Associations Between Characteristics of the Nurse Work Environment and Nurse-Sensitive Patient Outcomes in Hospitals: A Systematic Review of Literature

Friday, April 12, 2013

Dewi Stalpers, RN, MSc
St. Antonius Academy, St. Antonius Hospital, Nieuwegein, Netherlands

Learning Objective 1: The learner will able to identify which characteristics of the nurse work environment are important in order to improve nursing quality

Learning Objective 2: The learner will able to get quantitative insight in the relationship between characteristics of nurse staffing and nurse-sensitive patient outcomes

Objective: To systematically review literature on associations between characteristics of the nurse work environment and nurse-sensitive patient outcomes in hospitals.

Methods: Included were peer-reviewed quantitative studies published between 2004 and 2012. The search was performed in Medline (PubMed), Cochrane, Embase, and CINAHL. Thirty studies were selected, using previously defined inclusion criteria and the Dutch version of Cochrane’s critical appraisal instrument to assess methodological quality. Cohen’s d was used to calculate effect sizes for three measures of nurse staffing.

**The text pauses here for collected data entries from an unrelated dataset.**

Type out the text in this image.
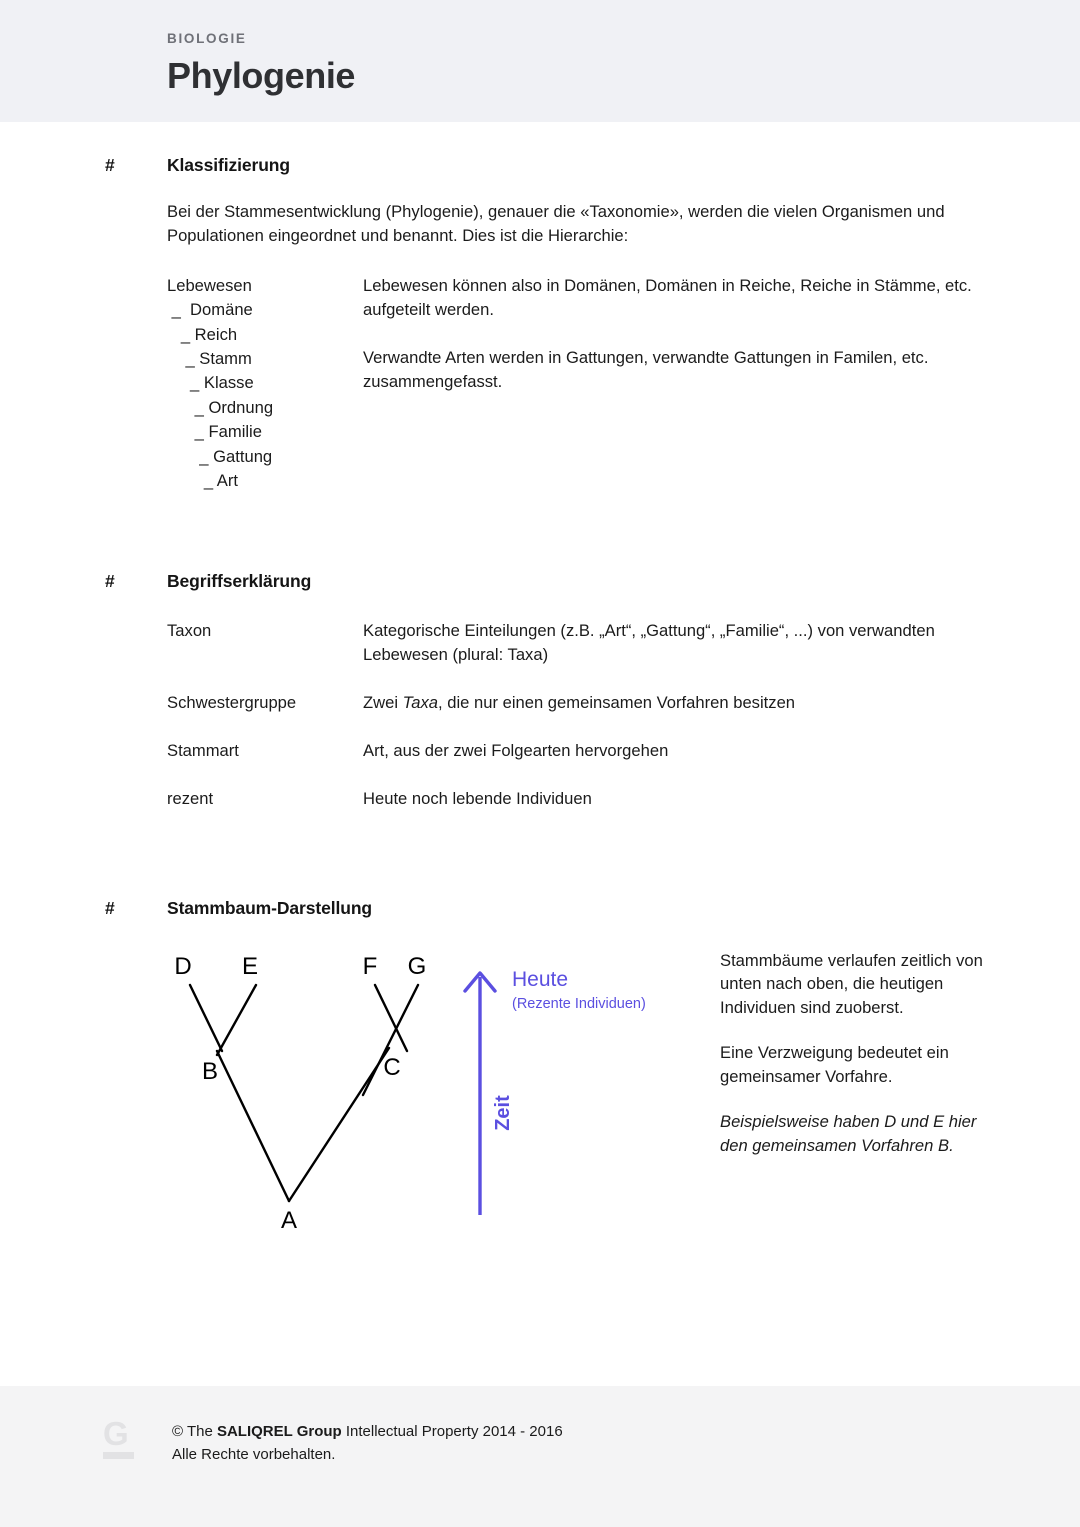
BIOLOGIE
Phylogenie
#	Klassifizierung
Bei der Stammesentwicklung (Phylogenie), genauer die «Taxonomie», werden die vielen Organismen und Populationen eingeordnet und benannt. Dies ist die Hierarchie:
Lebewesen
_  Domäne
_ Reich
_ Stamm
_ Klasse
_ Ordnung
_ Familie
_ Gattung
_ Art
Lebewesen können also in Domänen, Domänen in Reiche, Reiche in Stämme, etc. aufgeteilt werden.
Verwandte Arten werden in Gattungen, verwandte Gattungen in Familen, etc. zusammengefasst.
#	Begriffserklärung
Taxon	Kategorische Einteilungen (z.B. „Art“, „Gattung“, „Familie“, ...) von verwandten Lebewesen (plural: Taxa)
Schwestergruppe	Zwei Taxa, die nur einen gemeinsamen Vorfahren besitzen
Stammart	Art, aus der zwei Folgearten hervorgehen
rezent	Heute noch lebende Individuen
#	Stammbaum-Darstellung
D E	F G
B	C
A
Heute
(Rezente Individuen)
Zeit

Stammbäume verlaufen zeitlich von unten nach oben, die heutigen Individuen sind zuoberst.

Eine Verzweigung bedeutet ein gemeinsamer Vorfahre.

Beispielsweise haben D und E hier den gemeinsamen Vorfahren B.

G	© The SALIQREL Group Intellectual Property 2014 - 2016
Alle Rechte vorbehalten.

Results: The review shows that evidence on associations between nurse work environment and nurse-sensitive outcomes is limited and often does not provide clear-cut conclusions. The meta-analysis showed small effect sizes; for pressure ulcers d= +0.21 and for patient falls d= -0.20. Increasing the hours of care performed by registered nurses and higher proportions of registered nurses were associated with less fall incidents with effect sizes of respectively d= -0.31 and d = -0.25. In contrast, increasing the total nursing hours of care was associated with higher pressure ulcers rates (d= +0.35). Characteristics of nurse work environment other than nurse staffing which showed significant effects were: i) workload; higher workload increased rates of falls and pressure ulcers, ii) teamwork; positive communication between nurses and physicians were associated with less patient falls and lower rates of pressure ulcers, and iii) experience; lower levels of experience related to more patient falls and higher rates of pressure ulcers.

Conclusion: In this review only limited evidence was found for associations between nurse-sensitive patient outcomes and staffing and other characteristics of the nurse-work environment. Fundamental methodological issues (e.g. unclear samples), major contribution of cross-sectional designs and the large diversity on outcome measures may be explanatory for these results. Future longitudinal research is necessary to find more strong and causal evidence.